Buying a car is serious business, as it involves a huge amount of money changing hands. Inexperienced buyers may feel wary of trusting the seller, worried that they might be charging more than the car is actually worth. If you’re buying a car from a car dealer, you therefore need to consider the points mentioned below.
The role of the ‘’dealer’’ is important. They are there to ensure the right deal takes place.
Unlike most other products, there are no fixed prices for cars. The manufacturer or importer usually suggests a recommended manufacturer’s retail price (RRP or MRRP), but that is all it is: a recommendation. The dealer is under no obligation to charge that price, so the price you pay comes down to your negotiating skills.
Before you visit a dealer, you must work out how you are going to negotiate with him. . Visit car advice websites and car blogs to get to know the negotiating dynamics. Also, never concentrate on just one dealer, but visit at least three to help you get a better idea of the market. All three dealers should be selling the car make and model that you want to buy. Two of the dealers should live in the same area as you. Manufacturers often give incentives to dealers who sell cars to people living in their area. They are in a position to negotiate a better deal. You may prefer to contact local dealers after contacting the first one in another area. Secondly, take someone with you when you go to look at their cars for a second opinion.
Car prices are not easily understandable when you negotiate with the dealer. So confirming the final price with the dealer is important as it’s the only way you can be sure of the agreed price.
Be aware of all the additional extras that need to be added to the final price. For example: third party insurance, stamp duty, registration and the dealer’s delivery fees.
The dealer‘s delivery price is also not a fixed price. It varies from dealer to dealer and they are free to charge the price they like.
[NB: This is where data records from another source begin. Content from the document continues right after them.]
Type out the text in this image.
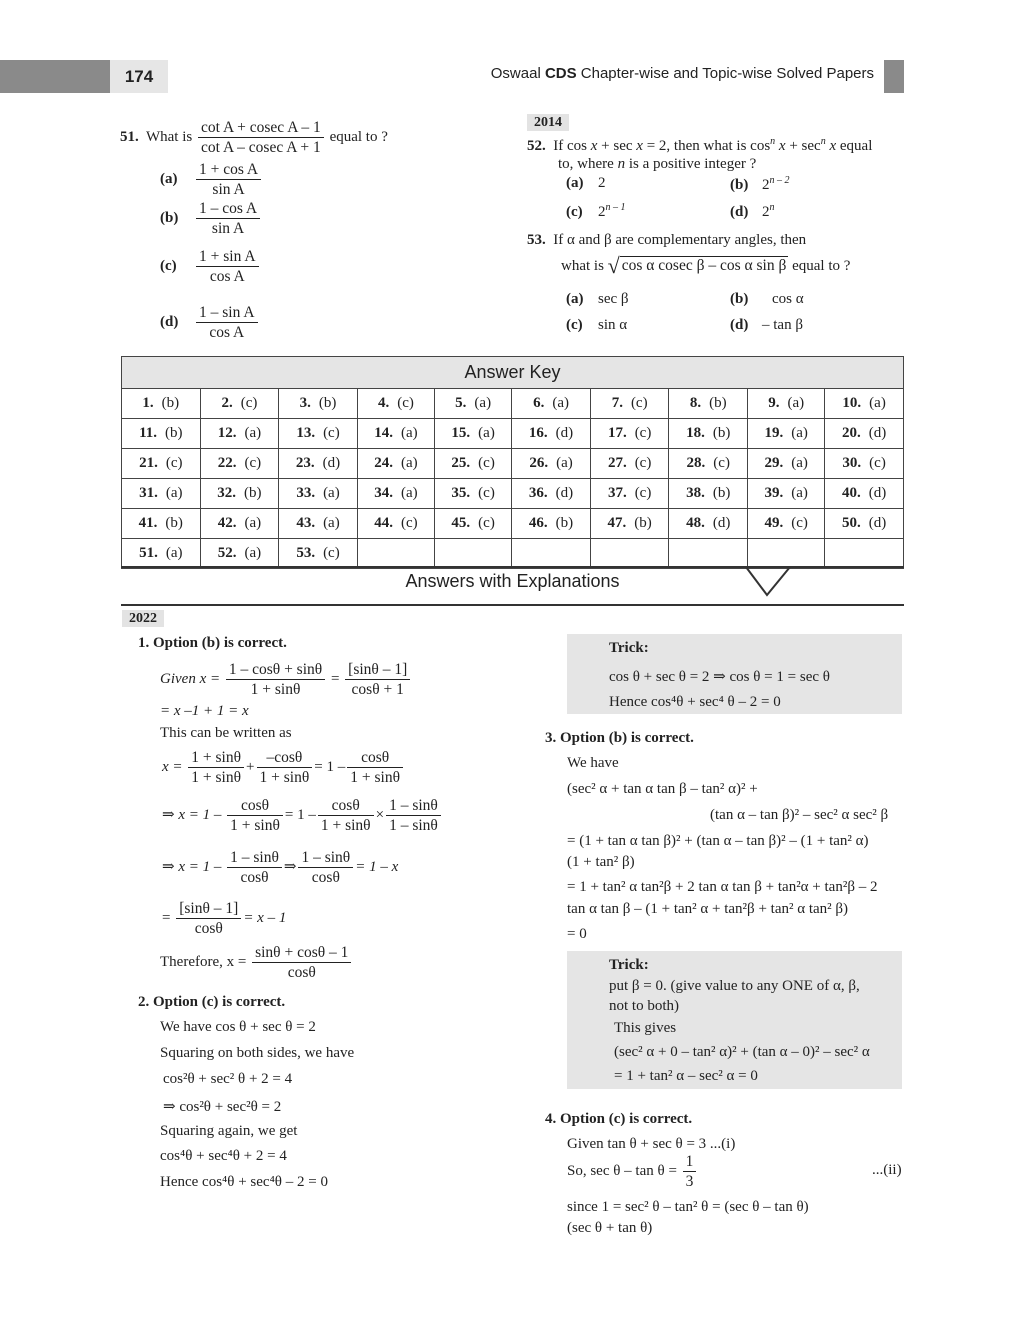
174	Oswaal CDS Chapter-wise and Topic-wise Solved Papers
51. What is $\frac{\text{cot A + cosec A – 1}}{\text{cot A – cosec A + 1}}$ equal to ?
$(a) \frac{\text{1 + cos A}}{\text{sin A}}$
$(b) \frac{\text{1 – cos A}}{\text{sin A}}$
$(c) \frac{\text{1 + sin A}}{\text{cos A}}$
$(d) \frac{\text{1 – sin A}}{\text{cos A}}$
2014
52. If cos x + sec x = 2, then what is $\cos^n x + \sec^n x$ equal
to, where n is a positive integer ?
(a) 2	(b) 2$^{n - 2}$
(c) 2$^{n - 1}$	(d) 2$^n$
53. If α and β are complementary angles, then
what is √ cos α cosec β – cos α sin β equal to ?
(a) sec β	(b) cos α
(c) sin α	(d) – tan β
Answer Key									
1. (b)	2. (c)	3. (b)	4. (c)	5. (a)	6. (a)	7. (c)	8. (b)	9. (a)	10. (a)
11. (b)	12. (a)	13. (c)	14. (a)	15. (a)	16. (d)	17. (c)	18. (b)	19. (a)	20. (d)
21. (c)	22. (c)	23. (d)	24. (a)	25. (c)	26. (a)	27. (c)	28. (c)	29. (a)	30. (c)
31. (a)	32. (b)	33. (a)	34. (a)	35. (c)	36. (d)	37. (c)	38. (b)	39. (a)	40. (d)
41. (b)	42. (a)	43. (a)	44. (c)	45. (c)	46. (b)	47. (b)	48. (d)	49. (c)	50. (d)
51. (a)	52. (a)	53. (c)							
Answers with Explanations
2022
1. Option (b) is correct.
Given $x = \frac{1 - \cos\theta + \sin\theta}{1 + \sin\theta} = \frac{[\sin\theta - 1]}{\cos\theta + 1}$
= x –1 + 1 = x
This can be written as
$x = \frac{1 + \sin\theta}{1 + \sin\theta} + \frac{-\cos\theta}{1 + \sin\theta} = 1 - \frac{\cos\theta}{1 + \sin\theta}$
⇒ $x = 1 - \frac{\cos\theta}{1 + \sin\theta} = 1 - \frac{\cos\theta}{1 + \sin\theta} \times \frac{1 - \sin\theta}{1 - \sin\theta}$
⇒ $x = 1 - \frac{1 - \sin\theta}{\cos\theta}$ ⇒ $\frac{1 - \sin\theta}{\cos\theta} = 1 - x$
= $\frac{[\sin\theta - 1]}{\cos\theta} = x - 1$
Therefore, $x = \frac{\sin\theta + \cos\theta - 1}{\cos\theta}$
2. Option (c) is correct.
We have cos θ + sec θ = 2
Squaring on both sides, we have
cos²θ + sec² θ + 2 = 4
⇒ cos²θ + sec²θ = 2
Squaring again, we get
cos⁴θ + sec⁴θ + 2 = 4
Hence cos⁴θ + sec⁴θ – 2 = 0
Trick:
cos θ + sec θ = 2 ⇒ cos θ = 1 = sec θ
Hence cos⁴θ + sec⁴ θ – 2 = 0
3. Option (b) is correct.
We have
(sec² α + tan α tan β – tan² α)² +
(tan α – tan β)² – sec² α sec² β
= (1 + tan α tan β)² + (tan α – tan β)² – (1 + tan² α)
(1 + tan² β)
= 1 + tan² α tan²β + 2 tan α tan β + tan²α + tan²β – 2
tan α tan β – (1 + tan² α + tan²β + tan² α tan² β)
= 0
Trick:
put β = 0. (give value to any ONE of α, β,
not to both)
This gives
(sec² α + 0 – tan² α)² + (tan α – 0)² – sec² α
= 1 + tan² α – sec² α = 0
4. Option (c) is correct.
Given tan θ + sec θ = 3 ...(i)
So, $\sec \theta - \tan \theta = \frac{1}{3}$	...(ii)
since 1 = sec² θ – tan² θ = (sec θ – tan θ)
(sec θ + tan θ)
If you are not interested in accessories, don’t get pushed into buying them just on the dealer’s insistence. Additional features always look nice but unless they’re genuinely important to you, you must not buy them.
Features include interior protection, rustproofing etc. The more expensive car models on sale are usually already fully equipped and so do not necessarily need any additional features or improvement.
At certain times in the financial year, a buyer can enjoy better deals. This is because dealers reduce their stock before tax time. Also, as New Year approaches, dealers really don’t want to keep old cars and so can be more open to striking better deals.
Finalising the deal is not that hard. If you do all your homework and negotiate confidently, you can settle at a price that you can afford and are happy with. If the final price is not to your liking, don’t forget that you can simply walk away and look for a new deal.